Gleichzeitig zeigt die Episode auch in einer bitteren Weise, wie Gewaltopfer instrumentalisiert werden; schließlich lebt zumindest vom Leid der Frauen eine „Helferindustrie“ als ein eigenes und verzweigtes Gewerbe. Wobei es etlichen Professionellen nicht darum geht, ihrem Klientel dabei zu helfen, seine Opferidentität abzulegen, um sich aus dem Schrecken ihrer Vergangenheit zu lösen und im Heute ihres Lebens anzukommen. Opfer, die ihr Opfersein überleben und so zu präsenten Überlebenden werden, scheinen weniger erwünscht zu sein; denn sie haben etwas, was etlichen Helfern fehlt: Selbstverständnis und Selbstbewusstsein. – Eigenschaften, die Helfer dagegen lieber über ihr Helfersyndrom substituieren.

Doch für den in seiner Kindheit sexuell missbrauchten und misshandelten Mann gibt es bis heute kaum Möglichkeiten, wenigstens als einen ersten therapeutischen Schritt sein Leid zu berichten. Es gibt auch kaum einen Medienbericht, der sich monothematisch mit sexueller Gewalt gegenüber Jungen und Männern befasst. Wann immer darüber berichtet wird, hebt man auch auf den Missbrauch von Mädchen ab, um darauf zu verweisen, dass die Qualen der Mädchen weit häufiger geschehen und somit wohl auch schlimmer seien. – Als wenn 30% missbrauchte Jungen nicht genug Qual bedeuten würde.

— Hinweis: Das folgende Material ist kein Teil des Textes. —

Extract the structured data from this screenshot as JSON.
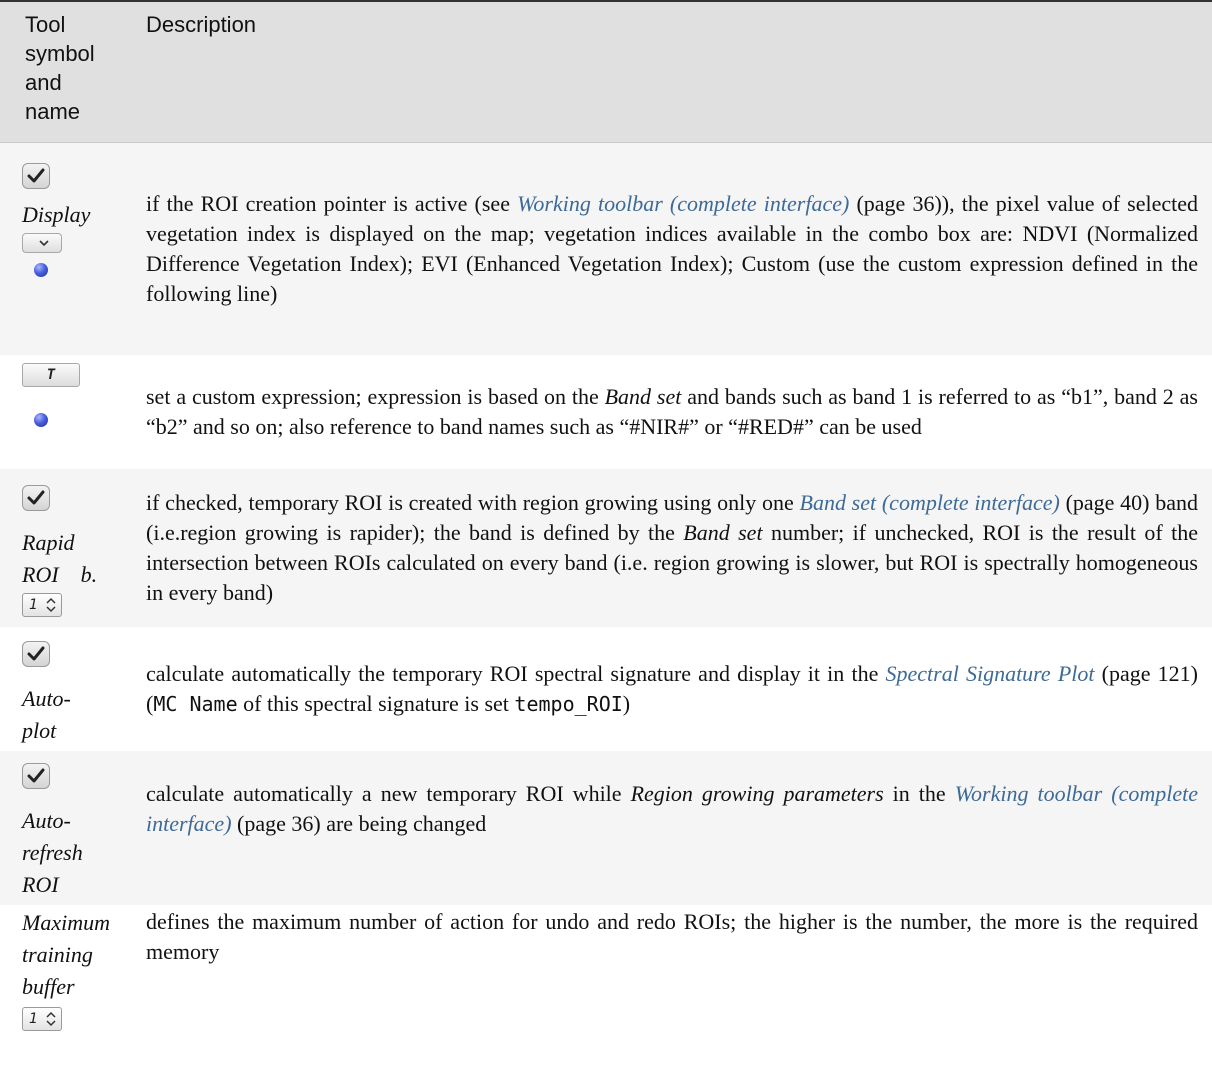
{
  "header": {
    "col1": "Tool symbol and name",
    "col2": "Description"
  },
  "rows": [
    {
      "name": "Display",
      "desc_pre": "if the ROI creation pointer is active (see ",
      "link1": "Working toolbar (complete interface)",
      "desc_mid1": " (page 36)), the pixel value of selected vegetation index is displayed on the map; vegetation indices available in the combo box are: NDVI (Normalized Difference Vegetation Index); EVI (Enhanced Vegetation Index); Custom (use the custom expression defined in the following line)"
    },
    {
      "button_text": "T",
      "desc_pre": "set a custom expression; expression is based on the ",
      "em1": "Band set",
      "desc_mid1": " and bands such as band 1 is referred to as “b1”, band 2 as “b2” and so on; also reference to band names such as “#NIR#” or “#RED#” can be used"
    },
    {
      "name": "Rapid ROI    b.",
      "spin_value": "1",
      "desc_pre": "if checked, temporary ROI is created with region growing using only one ",
      "link1": "Band set (complete interface)",
      "desc_mid1": " (page 40) band (i.e.region growing is rapider); the band is defined by the ",
      "em1": "Band set",
      "desc_mid2": " number; if unchecked, ROI is the result of the intersection between ROIs calculated on every band (i.e. region growing is slower, but ROI is spectrally homogeneous in every band)"
    },
    {
      "name": "Auto-plot",
      "desc_pre": "calculate automatically the temporary ROI spectral signature and display it in the ",
      "link1": "Spectral Signature Plot",
      "desc_mid1": " (page 121) (",
      "code1": "MC Name",
      "desc_mid2": " of this spectral signature is set ",
      "code2": "tempo_ROI",
      "desc_mid3": ")"
    },
    {
      "name": "Auto-refresh ROI",
      "desc_pre": "calculate automatically a new temporary ROI while ",
      "em1": "Region growing parameters",
      "desc_mid1": " in the ",
      "link1": "Working toolbar (complete interface)",
      "desc_mid2": " (page 36) are being changed"
    },
    {
      "name": "Maximum training buffer",
      "spin_value": "1",
      "desc_pre": "defines the maximum number of action for undo and redo ROIs; the higher is the number, the more is the required memory"
    }
  ]
}
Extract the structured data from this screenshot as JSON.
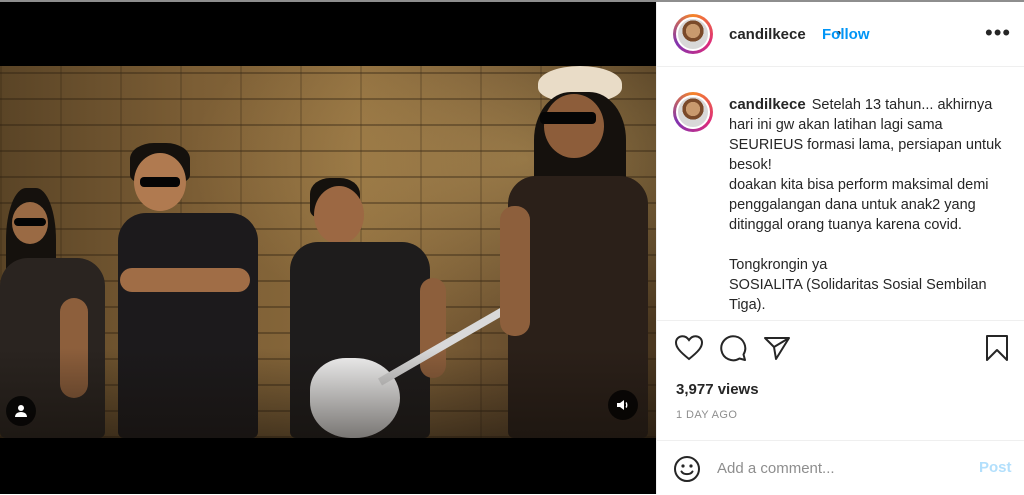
{
  "post": {
    "username": "candilkece",
    "separator": "•",
    "follow_label": "Follow",
    "more_label": "•••",
    "caption_lines": [
      "Setelah 13 tahun... akhirnya",
      "hari ini gw akan latihan lagi sama",
      "SEURIEUS formasi lama, persiapan untuk",
      "besok!",
      "doakan kita bisa perform maksimal demi",
      "penggalangan dana untuk anak2 yang",
      "ditinggal orang tuanya karena covid.",
      "",
      "Tongkrongin ya",
      "SOSIALITA (Solidaritas Sosial Sembilan",
      "Tiga)."
    ],
    "views": "3,977 views",
    "timestamp": "1 DAY AGO"
  },
  "comment": {
    "placeholder": "Add a comment...",
    "post_label": "Post"
  },
  "colors": {
    "accent": "#0095f6",
    "post_disabled": "#b2dffc",
    "text": "#262626",
    "muted": "#8e8e8e"
  },
  "icons": {
    "like": "heart-icon",
    "comment": "comment-icon",
    "share": "paper-plane-icon",
    "save": "bookmark-icon",
    "emoji": "smiley-icon",
    "user_tag": "user-icon",
    "sound": "speaker-icon"
  }
}
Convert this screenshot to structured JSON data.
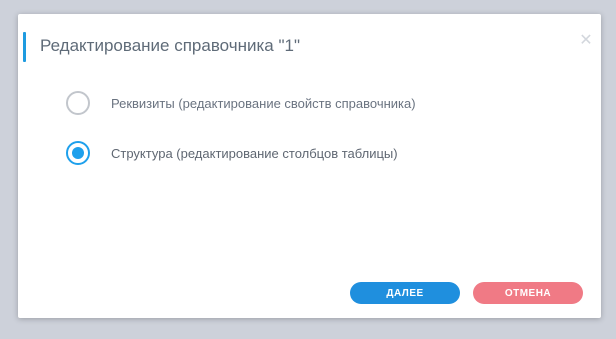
{
  "dialog": {
    "title": "Редактирование справочника \"1\"",
    "close_icon": "close-icon",
    "options": [
      {
        "label": "Реквизиты (редактирование свойств справочника)",
        "checked": false
      },
      {
        "label": "Структура (редактирование столбцов таблицы)",
        "checked": true
      }
    ],
    "buttons": {
      "next_label": "ДАЛЕЕ",
      "cancel_label": "ОТМЕНА"
    }
  },
  "colors": {
    "accent": "#1ea0ec",
    "primary_button": "#1f8fde",
    "cancel_button": "#f07a85"
  }
}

So mögen es am Ende gar derlei miserable Umstände sein, die einen Mann dazu zwingen, seine Opferidentität abzustreifen; womit er letztlich durch seine gesellschaftliche Vernachlässigung gegenüber einer Frau sogar profitieren könnte. Denn für die Frau bleibt die Opferidentität mit all der Beachtung und Fürsorge dauerhaft attraktiv. Allerdings ist das wenn nicht eine zynische, so zumindest eine euphemistische Annahme. In Wahrheit gelingt es nämlich nur den wenigsten Männern ihre klandestine Opferidentität zu überleben. Die meisten sterben vorzeitig als Spätfolge ihres Missbrauchs durch Suizid, Drogenmissbrauch oder einer psychosomatisch bedingten Erkrankung aufgrund des permanenten Disstress, der mit ihrer kPTBS einherging.

5 Gedanken zu “Strukturen des Missbrauchs am Beispiel männlicher Opferidentität

  1. „Denn für die Frau bleibt die Opferidentität mit all der Beachtung und Fürsorge dauerhaft attraktiv. “
    Mein Lotusritter, das war nun wahrhaft nicht ritterlich….
    Auch für uns Frauen ist das Opfersein nicht attraktiv…im Gegenteil, das Schwachsein ist lange ein Teil der Erziehung von Mädchen gewesen, so dass es schwerfällt, diese Fessel abzustreifen.
    Deswegen werden Frauen auch eher wieder und wieder zu Opfern und sind seltener später auf der Täterseite wiederzufinden.